Es gibt keine spezielle Diät, die Lipödem oder Lymphödem heilen kann. Eine ausgewogene Ernährung kann jedoch helfen, das Gewicht zu kontrollieren und Entzündungen im Körper zu reduzieren. Achte auf eine ausreichende Zufuhr von Ballaststoffen, Vitaminen und Mineralstoffen. Vermeide stark verarbeitete Lebensmittel, Zucker und gesättigte Fette. Bei Lymphödem kann eine eiweißreiche Ernährung sinnvoll sein, um den Lymphabfluss zu fördern. Sprich mit einem Ernährungsberater, um einen individuellen Ernährungsplan zu erstellen.


Welche Sportarten sind bei Lipödem oder Lymphödem geeignet?

Bewegung ist wichtig, um die Durchblutung anzuregen und den Lymphfluss zu fördern. Geeignete Sportarten sind solche, die die Gelenke schonen, Sanfte, regelmäßige Bewegung aktiviert die Muskelpumpe und unterstützt den Lymphabfluss. Vermeide Sportarten mit abrupten Bewegungen oder hoher Belastung. Trage beim Sport Kompressionsbekleidung, um die Beine zu unterstützen und Schwellungen zu reduzieren. Höre auf deinen Körper und überfordere dich nicht. Regelmäßige Bewegung kann helfen, die Symptome zu lindern und die Lebensqualität zu verbessern.


Wie finde ich einen Arzt, der sich wirklich mit Lipödem und Lymphödem auskennt?
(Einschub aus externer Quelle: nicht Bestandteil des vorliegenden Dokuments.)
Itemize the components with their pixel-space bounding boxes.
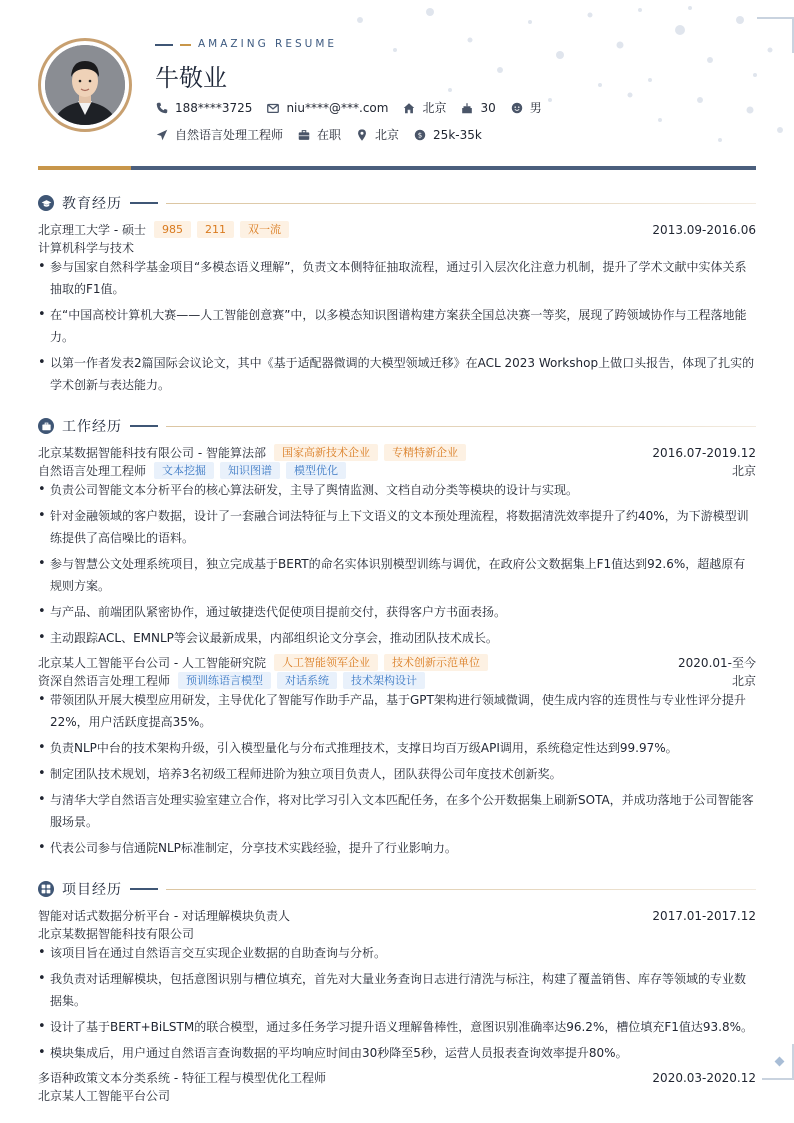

Die Suche nach einem Spezialisten kann eine Herausforderung sein. Frage deinen Hausarzt nach einer Überweisung an einen Phlebologen, Lymphologen oder Angiologen. Recherchiere online nach Ärzten in deiner Nähe, die sich auf Lipödem und Lymphödem spezialisiert haben. Achte auf Zertifizierungen oder Fortbildungen im Bereich der Lymphologie. Lies Bewertungen anderer Patientinnen, um einen Eindruck von der Kompetenz und Erfahrung des Arztes zu bekommen. Vereinbare einen Termin und stelle gezielte Fragen zu seiner Erfahrung mit der Behandlung von Lipödem und Lymphödem.


Wie kann ich als Angehörige eine Betroffene unterstützen?

Als Angehörige kannst du eine wichtige Stütze sein. Informiere dich umfassend über die Erkrankung, um die Symptome und Herausforderungen besser zu verstehen. Zeige Verständnis und Geduld, da Lipödem und Lymphödem oft mit Schmerzen und Einschränkungen verbunden sind. Begleite die Betroffene zu Arztterminen und unterstütze sie bei der Umsetzung der Therapie. Ermutige sie, aktiv zu bleiben und sich nicht von der Erkrankung entmutigen zu lassen. Biete emotionale Unterstützung und sei einfach für sie da. Gemeinsam könnt ihr den Alltag besser bewältigen.